Golf is best played with your friends and family. Yes, the professional game is all about individuals, but the majority of our customers play golf because they want to enjoy social interaction with their friends and family while also getting some exercise and fresh air. For some, the competition is also fun and engaging, but, in my view, often it’s not the number one priority. It’s the time spent with your loved ones and the enjoyment you take from it that really matters in life, and more and more people are slowly realising this.

BGL operates six outdoor Adventure Golf sites, including this one at Hoebridge Golf Centre in Surrey, plus seven indoor venues

GBN: Tell us about the growth of BGL’s Adventure Leisure division?

CM: Well, from very humble beginnings, opening our first outdoor Adventure Golf Course at Abbey Hill Golf Club in Milton Keynes, we now operate six outdoor sites and by July this year we will be at seven indoor sites, all of which are performing very well indeed.

Our Adventure Leisure business will soon be turning over in excess of £10m a year, and we already have our sights set on a minimum of another three or four sites next year. I know many in our industry are very critical of Adventure Golf, saying it’s not ‘real golf’. My answer to this is that there are a great many people, both here and in the US, who first picked up a putter and a ball at a seaside crazy golf course, and for many this interest with golf remains with them. It is not a coincidence that where we have an Adventure Golf site at one of our clubs, our junior programmes at those sites are always very busy.

The more people using a club and a ball in any form can only help drive up participation numbers. So, operators like Topgolf, and those people operating similar experiences, should be congratulated for bringing so many potential new customers into the game.

GBN: Do you still foresee growth in your traditional golf club portfolio in the short/mid-term?

CM: That’s unlikely, unless it can be combined with wider health and leisure facilities. Or it would be a simple driving range/adventure golf course/9-hole par 3 facility? I firmly believe that there are still too many very poor or average golf clubs in the country that are probably only just getting by. They don’t generate enough profit to reinvest.

Speaking with my commercial head on, they should close. That way the healthy will survive and prosper, and, in turn, our industry will become stronger. This is starting to happen as I predicted when I first came into the industry, it’s just taken longer to so that than I expected. Albeit I think the pace [of closures] will change as more and more towns and cities around the country are revisiting their options for land that can be used for housing.

GBN: What are the primary issues facing the golf industry over the next five years?

CM: Very simply, it is about getting more people to participate; that needs to be the number one objective for all of us in the industry, be it owners, private members’ clubs or the professional organisations – R&A, PGA and England Golf.

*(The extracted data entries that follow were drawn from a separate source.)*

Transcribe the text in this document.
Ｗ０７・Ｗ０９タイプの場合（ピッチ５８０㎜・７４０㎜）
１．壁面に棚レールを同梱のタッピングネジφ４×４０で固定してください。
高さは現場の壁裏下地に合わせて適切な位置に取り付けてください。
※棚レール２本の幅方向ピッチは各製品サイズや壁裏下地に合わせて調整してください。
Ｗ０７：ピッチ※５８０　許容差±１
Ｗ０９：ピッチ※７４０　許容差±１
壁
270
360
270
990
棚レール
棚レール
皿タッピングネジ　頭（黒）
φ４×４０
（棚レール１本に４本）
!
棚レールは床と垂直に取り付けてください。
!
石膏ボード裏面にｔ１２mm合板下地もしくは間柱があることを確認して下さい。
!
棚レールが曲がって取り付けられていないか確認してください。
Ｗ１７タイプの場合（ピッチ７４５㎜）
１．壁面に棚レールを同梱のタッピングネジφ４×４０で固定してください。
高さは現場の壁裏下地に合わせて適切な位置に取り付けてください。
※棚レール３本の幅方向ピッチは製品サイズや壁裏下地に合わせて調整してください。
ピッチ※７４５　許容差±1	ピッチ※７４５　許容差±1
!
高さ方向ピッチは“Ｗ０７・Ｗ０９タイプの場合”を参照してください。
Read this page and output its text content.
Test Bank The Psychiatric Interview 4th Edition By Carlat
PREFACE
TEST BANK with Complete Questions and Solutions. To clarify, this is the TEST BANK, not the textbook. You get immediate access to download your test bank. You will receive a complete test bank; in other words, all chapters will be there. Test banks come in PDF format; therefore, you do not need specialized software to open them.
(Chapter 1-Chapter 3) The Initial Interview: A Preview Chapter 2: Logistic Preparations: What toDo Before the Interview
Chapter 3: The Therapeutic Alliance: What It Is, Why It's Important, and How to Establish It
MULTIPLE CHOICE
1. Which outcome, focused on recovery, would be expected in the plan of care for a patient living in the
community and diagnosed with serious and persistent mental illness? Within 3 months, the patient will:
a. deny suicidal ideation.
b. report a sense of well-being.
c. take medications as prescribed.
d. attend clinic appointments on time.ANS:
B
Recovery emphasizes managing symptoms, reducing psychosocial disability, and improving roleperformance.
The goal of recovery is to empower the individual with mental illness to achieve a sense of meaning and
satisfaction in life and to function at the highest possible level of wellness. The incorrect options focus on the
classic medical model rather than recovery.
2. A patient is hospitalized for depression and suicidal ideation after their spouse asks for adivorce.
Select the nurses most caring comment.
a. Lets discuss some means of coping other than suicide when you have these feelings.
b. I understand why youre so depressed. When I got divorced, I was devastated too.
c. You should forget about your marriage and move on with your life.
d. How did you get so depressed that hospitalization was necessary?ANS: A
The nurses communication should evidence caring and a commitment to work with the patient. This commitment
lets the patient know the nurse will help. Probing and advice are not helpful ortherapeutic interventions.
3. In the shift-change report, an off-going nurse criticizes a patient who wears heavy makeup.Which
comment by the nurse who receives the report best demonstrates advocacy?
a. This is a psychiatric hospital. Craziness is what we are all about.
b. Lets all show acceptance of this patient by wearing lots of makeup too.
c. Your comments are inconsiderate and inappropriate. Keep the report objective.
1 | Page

Those of us that are highly customer-focused are all doing well; last year BGL grew memberships and revenues in all areas, with group operating profits almost 20% up when compared to 2017. Why? Because we all work very hard at giving our customers what they want, and are constantly looking at what we can do better.

Given the fast-changing trends within the leisure industry, today my overriding message to our people is that we constantly need to be looking over our shoulders and saying to ourselves: “How can we do this better?” It’s not easy trying to convince yourself that we can always do better, but if you want to consistently succeed, this is one rule you firmly need to buy into.